Project Noether (pronounced NO-Thur) is a teen-led initiative aimed at encouraging girls in math.
We started Project Noether to inspire girls from elementary and middle school in Dublin, California, especially those from underprivileged backgrounds, to learn math and realize their full potential through math competitions with fun problems.
Girls lag behind boys in several STEM areas, and the gap widens as they advance to higher levels of math. In the IMO, the highest level of competition math, the U.S. team has averaged just 0.2 girls per team. We want to encourage girls to be interested in math at a young age because girls are just as capable as boys at doing well in math and we want to try to reduce this gender gap.
One of the big obstacles girls face is societal beliefs that they are worse at math than boys. According to a study from the University of Washington, despite no noticeable gender differences at this age in student performance in math, kids as young as second and third grade believe that boys are better at math.
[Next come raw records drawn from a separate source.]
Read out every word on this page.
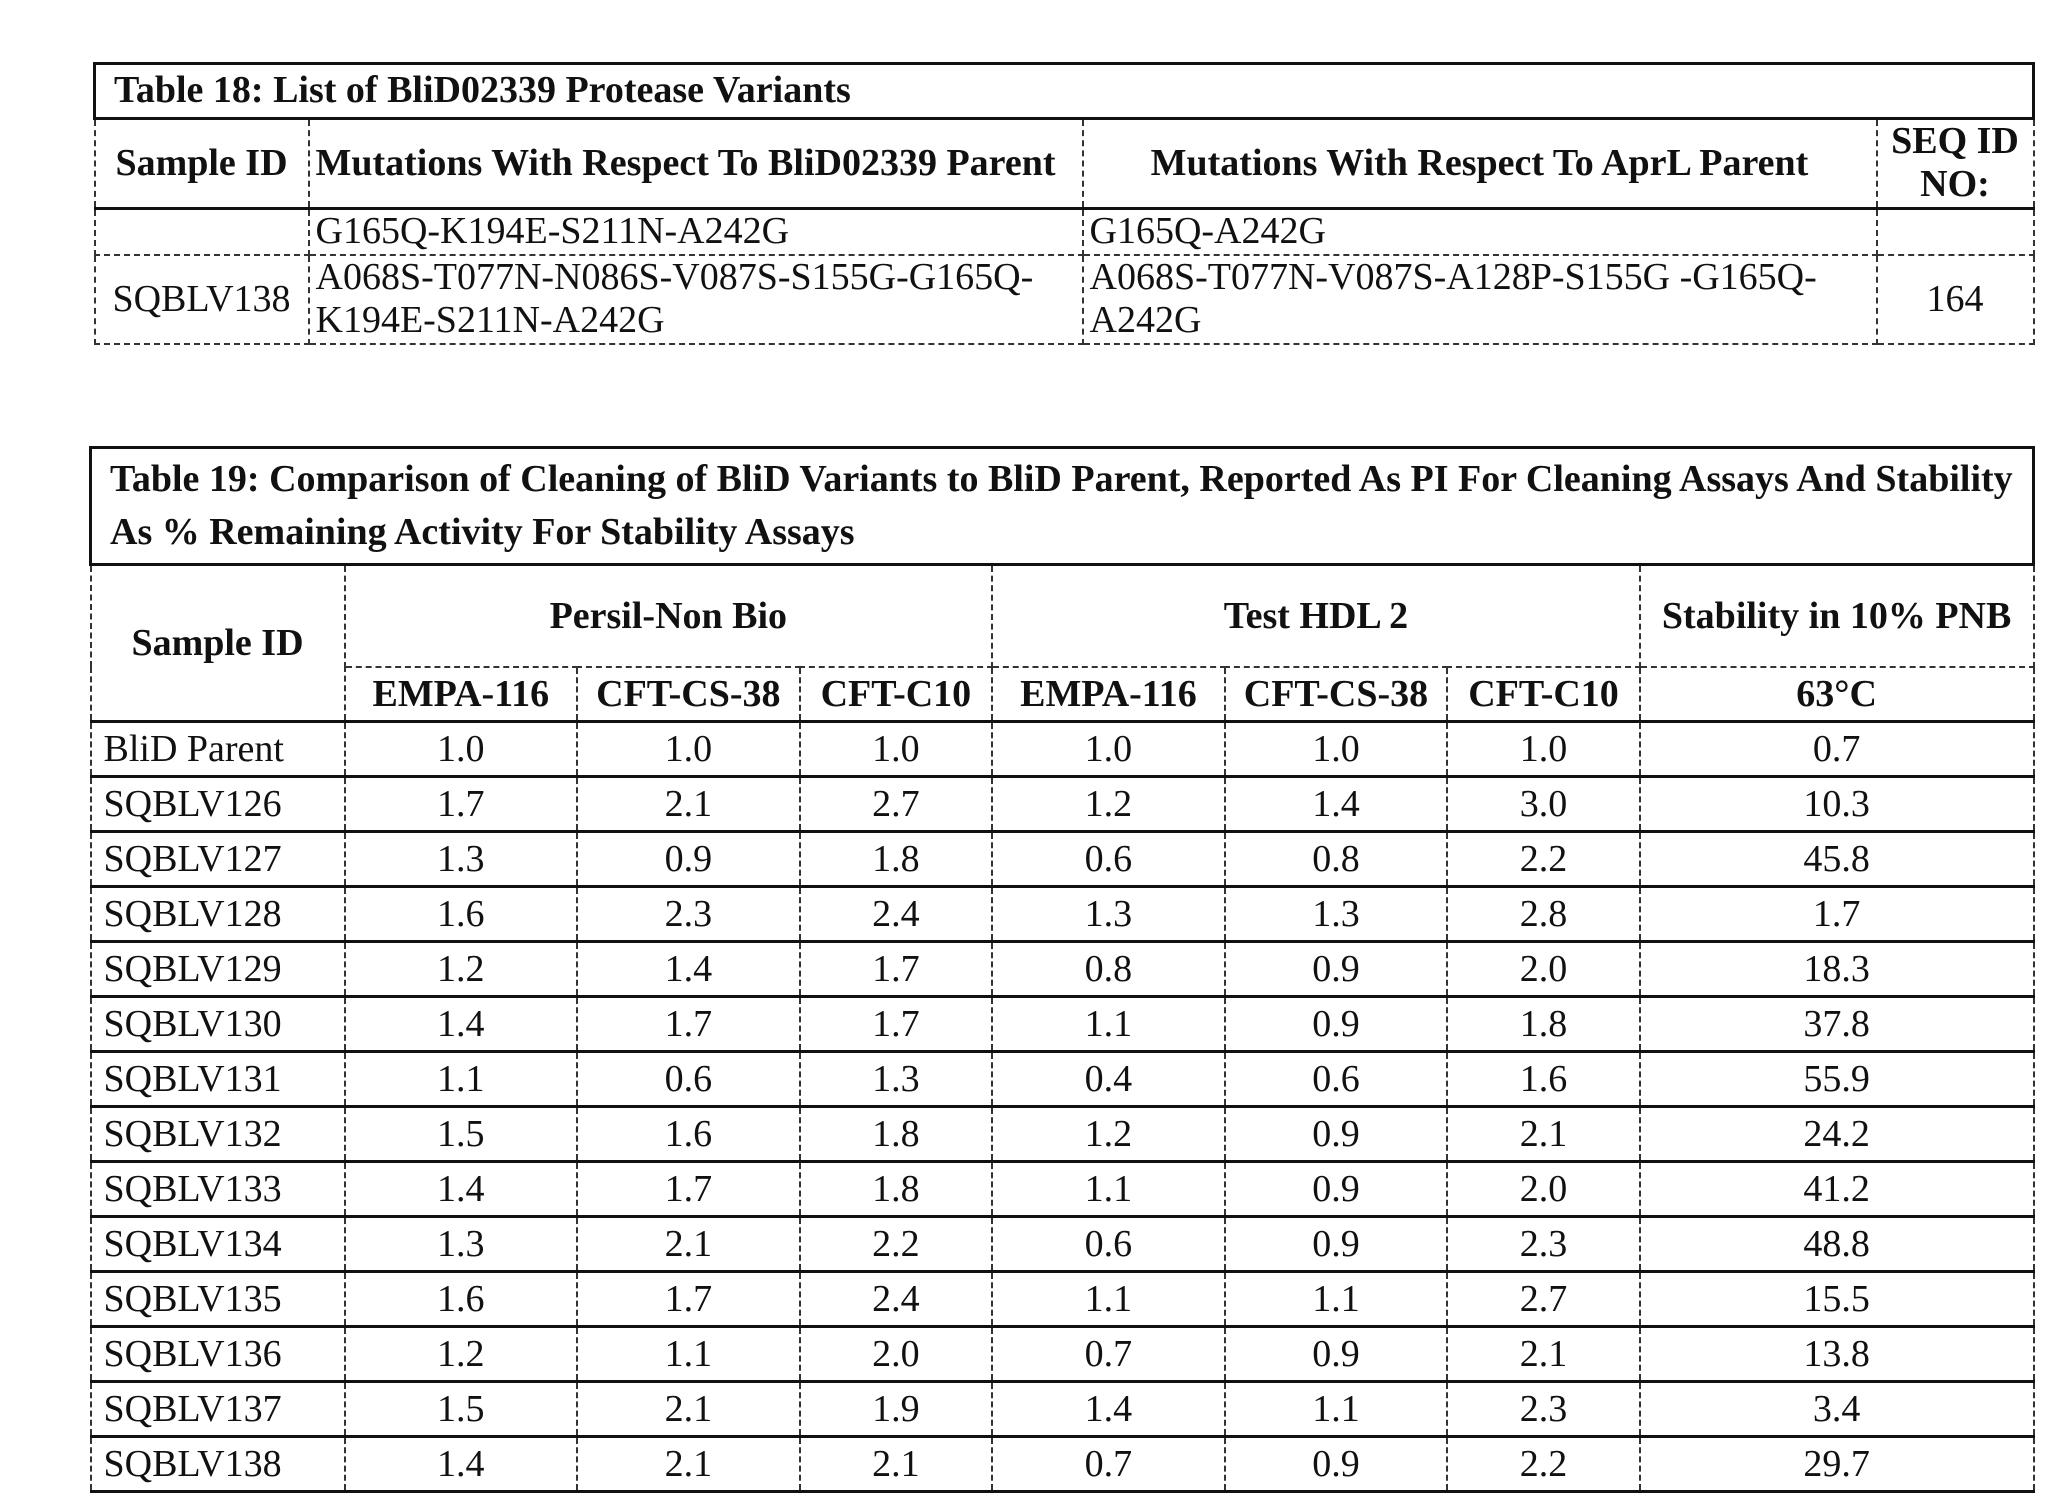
Table 18: List of BliD02339 Protease Variants			
Sample ID	Mutations With Respect To BliD02339 Parent	Mutations With Respect To AprL Parent	SEQ ID NO:
	G165Q-K194E-S211N-A242G	G165Q-A242G	
SQBLV138	A068S-T077N-N086S-V087S-S155G-G165Q-K194E-S211N-A242G	A068S-T077N-V087S-A128P-S155G -G165Q-A242G	164
Table 19: Comparison of Cleaning of BliD Variants to BliD Parent, Reported As PI For Cleaning Assays And Stability As % Remaining Activity For Stability Assays							
Sample ID	Persil-Non Bio			Test HDL 2			Stability in 10% PNB
	EMPA-116	CFT-CS-38	CFT-C10	EMPA-116	CFT-CS-38	CFT-C10	63°C
BliD Parent	1.0	1.0	1.0	1.0	1.0	1.0	0.7
SQBLV126	1.7	2.1	2.7	1.2	1.4	3.0	10.3
SQBLV127	1.3	0.9	1.8	0.6	0.8	2.2	45.8
SQBLV128	1.6	2.3	2.4	1.3	1.3	2.8	1.7
SQBLV129	1.2	1.4	1.7	0.8	0.9	2.0	18.3
SQBLV130	1.4	1.7	1.7	1.1	0.9	1.8	37.8
SQBLV131	1.1	0.6	1.3	0.4	0.6	1.6	55.9
SQBLV132	1.5	1.6	1.8	1.2	0.9	2.1	24.2
SQBLV133	1.4	1.7	1.8	1.1	0.9	2.0	41.2
SQBLV134	1.3	2.1	2.2	0.6	0.9	2.3	48.8
SQBLV135	1.6	1.7	2.4	1.1	1.1	2.7	15.5
SQBLV136	1.2	1.1	2.0	0.7	0.9	2.1	13.8
SQBLV137	1.5	2.1	1.9	1.4	1.1	2.3	3.4
SQBLV138	1.4	2.1	2.1	0.7	0.9	2.2	29.7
By creating a competition for girls, we hope to rectify that mentality.
Our project is named after Emmy Noether, one of the most important female mathematicians to ever live, and also one who faced many difficulties. After completing her doctorate in mathematics, Noether could only work for the math department of a university without a salary. After working there for seven years, she was invited by renowned mathematician David Hilbert to teach at the University of Gottingen, a world-famous math research institute. However, the university’s philosophy department objected and she had to teach under Hilbert’s name for four years. Even after being expelled from her position due to the Nazi government, she continued to teach students in her home and later started teaching at Princeton.
Despite the difficulties she faced, Emmy Noether was very prolific - her work is often grouped into three separate areas, and Einstein called her the most important female mathematician ever. Her biggest contributions are to the fields of abstract algebra and mathematical physics. Her most famous contribution is called Noether’s theorem, which states that symmetries can be mapped onto the conservation laws of physics. This is the basis of Einstein’s general relativity theorem, and is also one of the fundamental tools of modern theoretical physics.